Una sequela di luoghi comuni 
Particolari a parte, Gentile non ha avuto tutti i torti a riscontrare una certa sciatteria stilistica: la nuova, stringata, biografia mussoliniana scritta dall’esperto tedesco è infatti piena di giudizi come il seguente, riferito ai fascisti della Rsi: «Il pathos con cui invocavano rinnovamento e riscatto era rivolto a un’Europa fascista con “nuovi” uomini ariani, di cui erano loro, i fascisti, i prototipi». Francamente, sembra di leggere un tema delle medie. Il libro, tuttavia, non è interamente da buttar via, anche se si fatica a comprenderne fino in fondo la necessità e l’originalità nell’alluvionale bibliografia sul fascismo. 
È per esempio degna di nota la serietà e l’imparzialità con cui Woller affronta tutta la prima parte della biografia, con giudizi al limite dell’apologia e senza cadere nei luoghi comuni sulla cultura raffazzonata ed eteroclita del futuro duce, come invece quasi sempre accade nei libri sul «figlio del fabbro» di Predappio.  
Woller arriva persino a rivalutare un polpettone anticlericale come L’amante del cardinale. Claudia Particella, liquidato in seguito come spazzatura dallo stesso Mussolini, ma che invece il tedesco definisce «non privo di profondità intellettuale». La serenità di giudizio di Woller viene però in parte compromessa man mano che ci si avvicina alla fase propriamente fascista della vita mussoliniana. 
Il tedesco indugia spesso in congetture al limite della telepatia sulla vita interiore di Mussolini, descrivendone stati d’animo, ansie e indecisioni.  
Lo stesso fastidioso psicologismo fa capolino quando lo storico parla dell’attivismo sessuale del duce bollandolo moralisticamente come «disturbo da ipersessualità». Curioso anche notare come un tedesco sinceramente democratico come Woller si lasci sfuggire più di una volta giudizi storicamente infondati sul «tradimento» dell’Italia nei confronti degli imperi centrali nella Grande guerra, riuscendo a battere in revanscismo persino Adolf Hitler, che già nel 1928 aveva chiuso la questione del presunto voltafaccia italiano del 1915, definendolo un atteggiamento pienamente giustificato e legittimo. 
 
Woller attacca De Felice 
Dimenticabilissimo, infine, l’ultimo capitolo, in cui l’autore tenta di tracciare sbrigativamente un bilancio dell’eredità mussoliniana nell’Italia di oggi, finendo a stalkerare baristi di Predappio con le solite domande sul turismo nostalgico.  
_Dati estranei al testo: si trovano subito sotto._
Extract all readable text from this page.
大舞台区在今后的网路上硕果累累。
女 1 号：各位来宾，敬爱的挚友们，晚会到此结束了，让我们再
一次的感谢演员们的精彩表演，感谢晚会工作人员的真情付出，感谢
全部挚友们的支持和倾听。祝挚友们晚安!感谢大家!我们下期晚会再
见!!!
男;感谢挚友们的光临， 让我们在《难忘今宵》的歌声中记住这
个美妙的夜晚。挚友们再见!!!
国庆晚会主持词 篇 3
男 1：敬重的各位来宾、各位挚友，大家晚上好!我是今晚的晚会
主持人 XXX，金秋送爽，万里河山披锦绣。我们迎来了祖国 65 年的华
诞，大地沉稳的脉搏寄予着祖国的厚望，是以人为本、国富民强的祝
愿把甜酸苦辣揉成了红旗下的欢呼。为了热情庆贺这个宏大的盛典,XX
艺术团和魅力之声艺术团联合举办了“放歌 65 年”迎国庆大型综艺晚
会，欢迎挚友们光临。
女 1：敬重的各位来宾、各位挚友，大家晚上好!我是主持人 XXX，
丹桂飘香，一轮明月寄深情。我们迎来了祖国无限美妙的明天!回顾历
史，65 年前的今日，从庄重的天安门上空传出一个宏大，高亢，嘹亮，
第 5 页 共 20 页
Ed è qui che troviamo il passaggio che probabilmente ha causato l’ira di Emilio Gentile: l’assurda diffamazione di uno storico del calibro di Renzo De Felice. In un paragrafo denso di sufficienza, lo storico reatino viene liquidato come «virtuoso dell’autopromozione» e «artista dell’occultamento», quasi si trattasse di uno youtuber sedicenne.  Alla fine, l’unico aspetto del saggio di una qualche originalità è dato dalla dura requisitoria contro le pratiche «stragiste» degli italiani in Africa, in Grecia e nei Balcani, che per Woller avrebbero anticipato l’operato dei tedeschi in Polonia. 
 
Si tratta, in verità, di una nuova tendenza storiografica che, non senza preoccupazioni prettamente politiche, intende smontare il mito degli «italiani brava gente» e la retorica alla Faccetta nera, che indubbiamente peccava d’ingenuità.  
Si tratta però di un procedimento che non convince, perché evidenzia il bastone senza parlare della carota, che comunque indubbiamente ci fu, e finisce persino per assolvere, nel confronto, il restante colonialismo europeo di marca liberale, che pure non fu certo avaro di stragi.  
 
A quanto pare, il processo all’uomo bianco va sempre di moda, ma alcuni sono più uomini bianchi degli altri.